Café panique
Paroles de comptoir
“Panique est un bistrot pourri, comme les autres. Plus cher que les autres. Non, l’avantage principal de Panique demeure sa position géographique privilégiée, c’est à dire à deux pas de chez moi. Quand je pousse la porte de Panique, je n’ai pas besoin de me démancher le cou pour trouver quelqu’un à qui parler, puisque je connais, au moins de vue, presque tout le monde. C’est ça le privilège de l’habitué… Et je vous prie de croire que ça vaut son pesant d’or.” A chacune de ses venues, Topor retrouve Cul-sec, Verre-en-main, Tableau noir, Pomme-vapeur… autant de personnages hauts en couleurs et qui n’ont pas la langue dans la poche !

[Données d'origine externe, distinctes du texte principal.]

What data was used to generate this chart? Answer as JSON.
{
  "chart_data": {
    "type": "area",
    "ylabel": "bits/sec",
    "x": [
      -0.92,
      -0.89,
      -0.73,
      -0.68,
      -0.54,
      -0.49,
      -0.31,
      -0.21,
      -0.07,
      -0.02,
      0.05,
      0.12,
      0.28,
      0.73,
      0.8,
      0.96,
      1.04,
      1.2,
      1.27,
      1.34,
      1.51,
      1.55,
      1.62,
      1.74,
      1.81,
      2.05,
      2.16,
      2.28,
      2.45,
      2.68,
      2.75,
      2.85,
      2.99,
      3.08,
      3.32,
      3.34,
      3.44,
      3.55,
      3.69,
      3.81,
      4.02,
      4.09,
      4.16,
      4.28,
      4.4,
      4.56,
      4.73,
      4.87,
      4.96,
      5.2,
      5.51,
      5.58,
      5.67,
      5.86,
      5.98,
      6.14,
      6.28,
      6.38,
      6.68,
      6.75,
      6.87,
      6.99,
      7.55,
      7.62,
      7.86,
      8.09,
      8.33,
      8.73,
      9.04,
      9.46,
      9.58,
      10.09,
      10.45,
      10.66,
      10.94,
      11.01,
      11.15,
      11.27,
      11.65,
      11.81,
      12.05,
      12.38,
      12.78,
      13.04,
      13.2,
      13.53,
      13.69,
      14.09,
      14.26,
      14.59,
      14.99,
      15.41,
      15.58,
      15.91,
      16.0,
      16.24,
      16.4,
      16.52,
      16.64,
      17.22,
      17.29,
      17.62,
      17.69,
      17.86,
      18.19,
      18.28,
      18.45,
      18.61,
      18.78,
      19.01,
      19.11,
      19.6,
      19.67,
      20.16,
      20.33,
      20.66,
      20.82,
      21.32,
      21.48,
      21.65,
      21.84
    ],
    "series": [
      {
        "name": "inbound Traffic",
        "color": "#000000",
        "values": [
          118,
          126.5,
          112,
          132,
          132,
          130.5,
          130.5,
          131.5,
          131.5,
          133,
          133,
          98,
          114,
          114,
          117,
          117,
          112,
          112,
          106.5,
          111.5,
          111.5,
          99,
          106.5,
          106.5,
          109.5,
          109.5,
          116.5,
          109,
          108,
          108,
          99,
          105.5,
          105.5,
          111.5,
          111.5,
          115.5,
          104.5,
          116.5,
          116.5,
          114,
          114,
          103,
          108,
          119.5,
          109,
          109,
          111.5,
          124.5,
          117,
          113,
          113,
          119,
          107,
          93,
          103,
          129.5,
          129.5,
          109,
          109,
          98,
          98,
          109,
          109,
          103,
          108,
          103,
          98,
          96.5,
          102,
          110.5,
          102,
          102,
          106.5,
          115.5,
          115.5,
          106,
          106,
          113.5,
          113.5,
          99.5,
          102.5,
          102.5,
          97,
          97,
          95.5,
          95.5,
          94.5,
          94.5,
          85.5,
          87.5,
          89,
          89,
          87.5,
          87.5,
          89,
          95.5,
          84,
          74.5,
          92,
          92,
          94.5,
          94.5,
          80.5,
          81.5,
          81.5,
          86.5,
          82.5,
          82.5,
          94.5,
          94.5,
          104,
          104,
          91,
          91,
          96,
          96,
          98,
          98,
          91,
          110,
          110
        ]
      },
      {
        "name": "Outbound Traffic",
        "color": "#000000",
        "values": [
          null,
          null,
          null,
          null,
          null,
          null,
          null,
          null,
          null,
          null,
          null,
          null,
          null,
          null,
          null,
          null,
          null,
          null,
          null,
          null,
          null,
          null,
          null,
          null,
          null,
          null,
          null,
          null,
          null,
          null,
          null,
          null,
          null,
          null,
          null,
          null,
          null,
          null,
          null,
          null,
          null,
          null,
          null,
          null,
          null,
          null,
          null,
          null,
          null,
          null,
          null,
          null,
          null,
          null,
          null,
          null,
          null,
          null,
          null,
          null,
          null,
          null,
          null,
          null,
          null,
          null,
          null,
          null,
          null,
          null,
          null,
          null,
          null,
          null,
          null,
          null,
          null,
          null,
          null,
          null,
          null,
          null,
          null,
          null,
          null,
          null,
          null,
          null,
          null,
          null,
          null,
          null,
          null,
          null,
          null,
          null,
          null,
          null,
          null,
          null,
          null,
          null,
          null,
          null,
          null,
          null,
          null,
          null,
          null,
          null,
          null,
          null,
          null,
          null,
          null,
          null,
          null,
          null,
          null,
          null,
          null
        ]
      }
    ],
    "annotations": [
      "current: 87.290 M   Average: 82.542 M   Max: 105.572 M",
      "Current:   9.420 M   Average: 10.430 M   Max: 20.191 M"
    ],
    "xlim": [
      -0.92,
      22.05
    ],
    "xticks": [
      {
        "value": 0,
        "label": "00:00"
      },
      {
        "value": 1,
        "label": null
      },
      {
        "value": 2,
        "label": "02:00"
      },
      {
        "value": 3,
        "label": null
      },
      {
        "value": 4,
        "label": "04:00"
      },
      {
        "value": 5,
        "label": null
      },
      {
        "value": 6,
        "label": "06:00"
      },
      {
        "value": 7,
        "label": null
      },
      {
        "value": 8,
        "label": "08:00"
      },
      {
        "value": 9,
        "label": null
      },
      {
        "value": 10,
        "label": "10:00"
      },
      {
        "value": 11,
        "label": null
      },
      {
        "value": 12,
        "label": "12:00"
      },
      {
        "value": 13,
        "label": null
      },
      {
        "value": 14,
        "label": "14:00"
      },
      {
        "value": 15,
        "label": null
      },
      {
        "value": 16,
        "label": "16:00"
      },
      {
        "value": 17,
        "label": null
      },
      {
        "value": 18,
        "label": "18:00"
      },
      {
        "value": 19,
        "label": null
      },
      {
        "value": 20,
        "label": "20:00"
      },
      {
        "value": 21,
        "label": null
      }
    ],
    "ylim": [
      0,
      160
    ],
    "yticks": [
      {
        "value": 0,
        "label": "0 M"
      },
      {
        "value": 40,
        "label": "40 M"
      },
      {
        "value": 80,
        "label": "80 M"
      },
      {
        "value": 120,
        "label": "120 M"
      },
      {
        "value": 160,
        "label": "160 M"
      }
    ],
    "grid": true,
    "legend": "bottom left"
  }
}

Hasard du calendrier, voici, en quelques petits mois, deux adaptations réussies d’ouvrages gouailleurs : La Tour des miracles d’après Brassens et ce réjouissant Café Panique dû au talent d’Alfred. La clé de ces réussites : de véritables envies d’auteurs, pas des commandes. Et des artistes qui maîtrisent suffisamment leur media pour savoir mettre en image les mots, pas juste accoler texte et dessins.
Alfred se permet des pages muettes, même entièrement noires, des inserts photographiques, du noir et blanc, des délires visuels qui rendent à merveille la folie qui habite Topor. Avec un graphisme simple, bonhomme, une palette de couleur volontairement restreinte, Alfred fait œuvre avant-gardiste… en toute simplicité. On se régale à écouter les piliers de bistrot nous emmener dans leurs vies dérangées, sur-réalistes et poignantes.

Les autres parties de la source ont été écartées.